Fuel Crisis Or Economic Boom? Fund Manager’s Shocking Forecast | Josh Young
By David Lin
Key Concepts
- Strait of Hormuz: A critical maritime chokepoint for global oil transit, currently experiencing a closure that is driving supply constraints.
- Non-linear Price Dynamics: The theory that as oil inventories approach "tank bottoms," price increases become exponential rather than linear due to panic-driven price rationing.
- Value at Risk (VaR): A financial metric used by hedge funds and CTAs to manage risk; increased volatility in oil markets has suppressed speculative investment.
- K-Shaped Consumption: A pattern where high-income households maintain consumption despite price shocks, while lower-income households face immediate, severe impacts.
- Energy-Intensive AI: The observation that modern AI infrastructure (data centers) is significantly more oil-intensive than previous technology cycles due to backup power requirements.
- Net Exporter Status: The shift of the U.S. to a net exporter of oil, which fundamentally changes the economic impact of high oil prices on the domestic economy.
1. The Economic Impact of High Oil Prices
Josh Young argues that while high oil prices are painful in the short term, they are "fantastic" in the medium term for the U.S. economy.
- Wage Correlation: Historically, rising gasoline prices correlate with rising wages for lower-income workers. Young posits that this inflation is a necessary precursor to increasing real wages for the bottom 50% of the economy.
- The "Net Exporter" Advantage: Unlike in 2016, the U.S. is now a net exporter of oil. Consequently, higher global prices benefit the domestic economy by increasing the value of exports, a concept supported by research from Ben Bernanke.
- Refining Dynamics: Young notes that while the Strait of Hormuz closure has disrupted oil supply, it has disrupted less refining capacity. He expects a shift where refining margins compress and gasoline prices fall relative to the price of crude oil.
2. The Strait of Hormuz and Geopolitical Realities
- China’s Role: Young characterizes China as a "net beneficiary" of the current crisis.
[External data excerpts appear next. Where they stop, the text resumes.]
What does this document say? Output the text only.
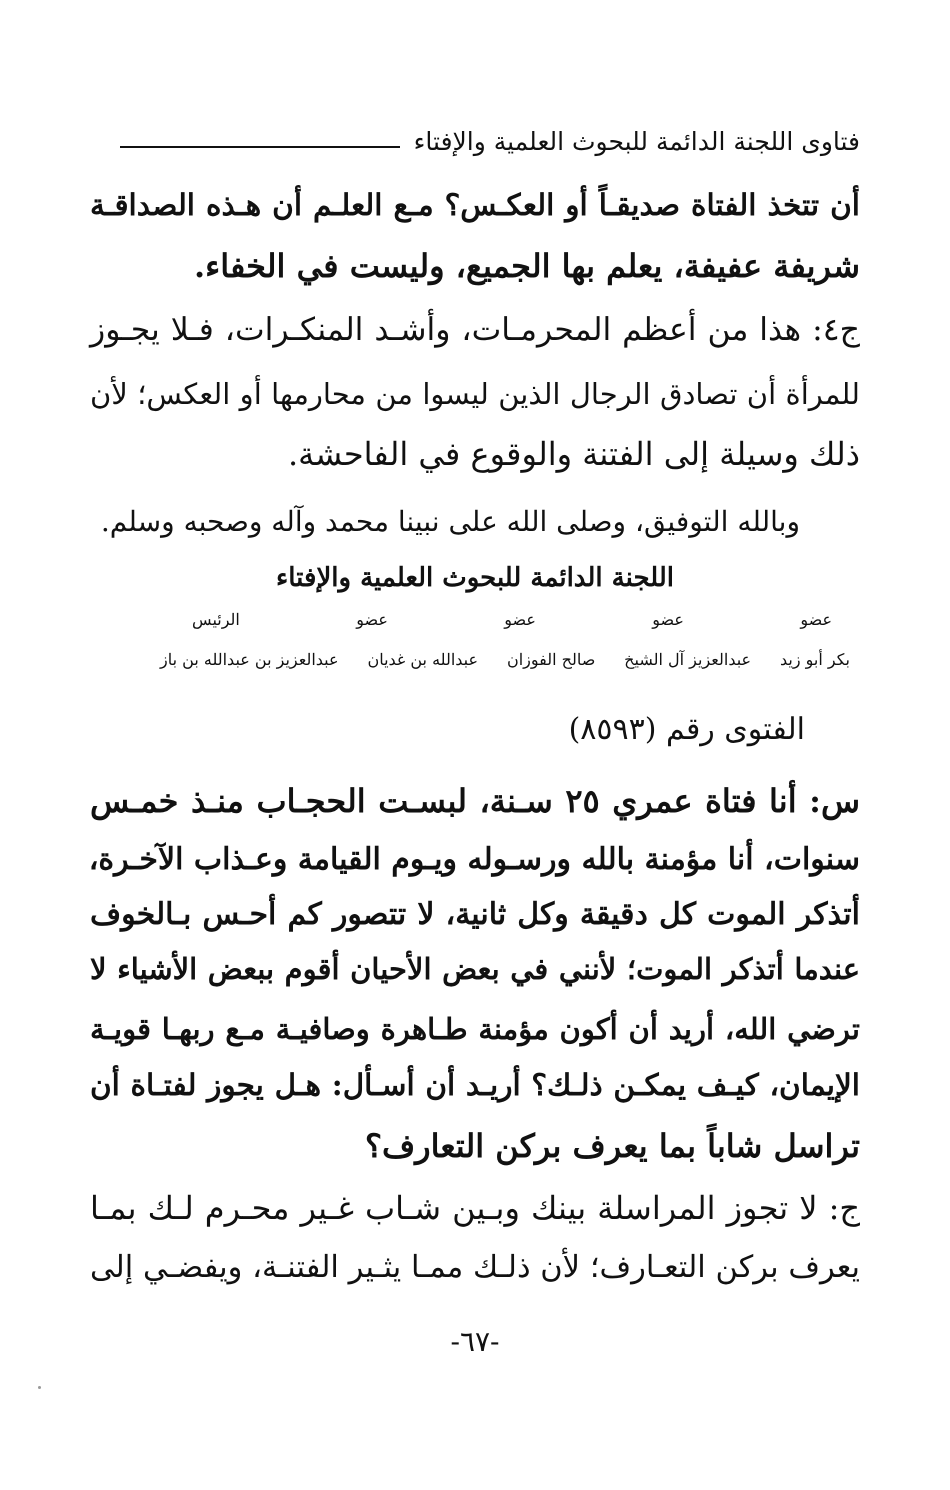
فتاوى اللجنة الدائمة للبحوث العلمية والإفتاء
أن تتخذ الفتاة صديقـاً أو العكـس؟ مـع العلـم أن هـذه الصداقـة
شريفة عفيفة، يعلم بها الجميع، وليست في الخفاء.
ج٤: هذا من أعظم المحرمـات، وأشـد المنكـرات، فـلا يجـوز
للمرأة أن تصادق الرجال الذين ليسوا من محارمها أو العكس؛ لأن
ذلك وسيلة إلى الفتنة والوقوع في الفاحشة.
وبالله التوفيق، وصلى الله على نبينا محمد وآله وصحبه وسلم.
اللجنة الدائمة للبحوث العلمية والإفتاء
عضو
عضو
عضو
عضو
الرئيس
بكر أبو زيد
عبدالعزيز آل الشيخ
صالح الفوزان
عبدالله بن غديان
عبدالعزيز بن عبدالله بن باز
الفتوى رقم (٨٥٩٣)
س: أنا فتاة عمري ٢٥ سـنة، لبسـت الحجـاب منـذ خمـس
سنوات، أنا مؤمنة بالله ورسـوله ويـوم القيامة وعـذاب الآخـرة،
أتذكر الموت كل دقيقة وكل ثانية، لا تتصور كم أحـس بـالخوف
عندما أتذكر الموت؛ لأنني في بعض الأحيان أقوم ببعض الأشياء لا
ترضي الله، أريد أن أكون مؤمنة طـاهرة وصافيـة مـع ربهـا قويـة
الإيمان، كيـف يمكـن ذلـك؟ أريـد أن أسـأل: هـل يجوز لفتـاة أن
تراسل شاباً بما يعرف بركن التعارف؟
ج: لا تجوز المراسلة بينك وبـين شـاب غـير محـرم لـك بمـا
يعرف بركن التعـارف؛ لأن ذلـك ممـا يثـير الفتنـة، ويفضـي إلى
-٦٧-
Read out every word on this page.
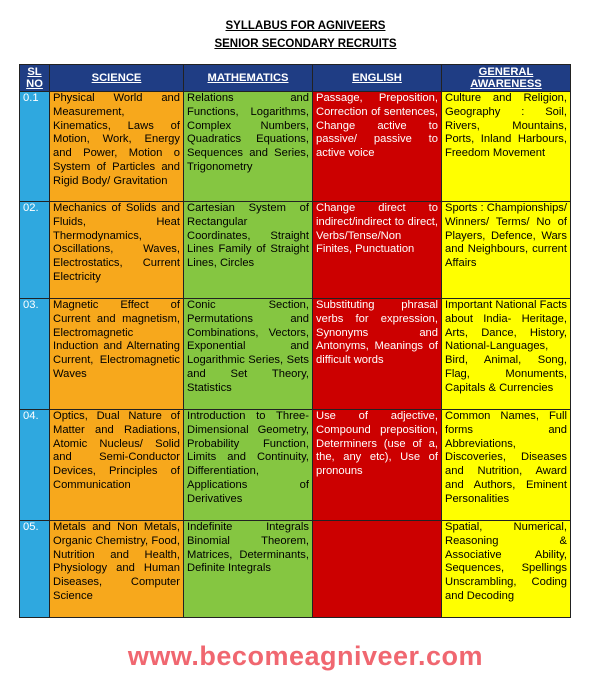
SYLLABUS FOR AGNIVEERS
SENIOR SECONDARY RECRUITS
SL NO	SCIENCE	MATHEMATICS	ENGLISH	GENERAL AWARENESS
0.1	Physical World and Measurement, Kinematics, Laws of Motion, Work, Energy and Power, Motion o System of Particles and Rigid Body/ Gravitation	Relations and Functions, Logarithms, Complex Numbers, Quadratics Equations, Sequences and Series, Trigonometry	Passage, Preposition, Correction of sentences, Change active to passive/ passive to active voice	Culture and Religion, Geography : Soil, Rivers, Mountains, Ports, Inland Harbours, Freedom Movement
02.	Mechanics of Solids and Fluids, Heat Thermodynamics, Oscillations, Waves, Electrostatics, Current Electricity	Cartesian System of Rectangular Coordinates, Straight Lines Family of Straight Lines, Circles	Change direct to indirect/indirect to direct, Verbs/Tense/Non Finites, Punctuation	Sports : Championships/ Winners/ Terms/ No of Players, Defence, Wars and Neighbours, current Affairs
03.	Magnetic Effect of Current and magnetism, Electromagnetic Induction and Alternating Current, Electromagnetic Waves	Conic Section, Permutations and Combinations, Vectors, Exponential and Logarithmic Series, Sets and Set Theory, Statistics	Substituting phrasal verbs for expression, Synonyms and Antonyms, Meanings of difficult words	Important National Facts about India- Heritage, Arts, Dance, History, National-Languages, Bird, Animal, Song, Flag, Monuments, Capitals & Currencies
04.	Optics, Dual Nature of Matter and Radiations, Atomic Nucleus/ Solid and Semi-Conductor Devices, Principles of Communication	Introduction to Three-Dimensional Geometry, Probability Function, Limits and Continuity, Differentiation, Applications of Derivatives	Use of adjective, Compound preposition, Determiners (use of a, the, any etc), Use of pronouns	Common Names, Full forms and Abbreviations, Discoveries, Diseases and Nutrition, Award and Authors, Eminent Personalities
05.	Metals and Non Metals, Organic Chemistry, Food, Nutrition and Health, Physiology and Human Diseases, Computer Science	Indefinite Integrals Binomial Theorem, Matrices, Determinants, Definite Integrals		Spatial, Numerical, Reasoning & Associative Ability, Sequences, Spellings Unscrambling, Coding and Decoding
www.becomeagniveer.com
He notes that Chinese-owned tankers have been the primary vessels successfully navigating the Strait, allowing China to secure preferential access to Iranian oil.
- Diplomatic Skepticism: Regarding reports of U.S.-China alignment on reopening the Strait, Young is skeptical. He argues that China continues to supply the "precursors" to weapons to Iran and has no incentive to change the status quo, which weakens the U.S. position.
- OPEC+ Stability: Despite the UAE’s recent exit, Young views OPEC+ as remaining strong. He interprets the UAE’s departure as a forced "quid pro quo" for security and financial guarantees rather than a fundamental shift in their alignment with the cartel.
3. Investment Strategy and Market Outlook
- Small-Cap Preference: Young favors smaller oil producers and oilfield services companies over supermajors like ExxonMobil.
- Rationale: Smaller companies often have 100% of their production in stable regions (e.g., Colorado, Texas), whereas supermajors have significant volumes "shut in" due to the Strait of Hormuz closure.
- Valuation: Smaller firms trade at lower enterprise value-to-EBITDA and lower dollars-per-barrel-of-oil-equivalent (BOE) metrics.
- The $250 Oil Forecast: Young maintains a long-term bullish outlook, citing the "bottom of the cycle" in 2020. He argues that global energy demand—driven by developing nations and AI data centers—is vastly outstripping supply.
- Non-Linearity: He warns that if the Strait remains closed, the market will move from a supply-demand model to a "price rationing" model, which could trigger 1970s-style gas lines and prices reaching $200–$250 per barrel.
4. Notable Quotes
- "In the short term, it's terrible. In the medium term, it's fantastic. This is the kind of inflation that we're looking for." — Josh Young, on the impact of rising oil prices on U.S. wages.
- "We face into the storm like the bison does, unlike the other animals." — Explaining the naming philosophy of Bison Interests.
- "There is just this tremendous embedded future oil demand that you're seeing when you look at [the tech sector]... this cycle is much more oil-intensive." — On the relationship between AI infrastructure and energy consumption.
5. Synthesis and Conclusion
The core argument presented is that the current oil market is undergoing a structural shift. The U.S. transition to a net exporter, combined with the extreme energy requirements of the AI super-cycle, creates a bullish environment for oil producers. While geopolitical tensions at the Strait of Hormuz create short-term volatility and "fake" peace headlines that suppress speculation, the underlying depletion of inventories is setting the stage for a non-linear price spike. Investors are advised to look toward smaller, domestic-focused producers that are not hampered by international supply chain bottlenecks.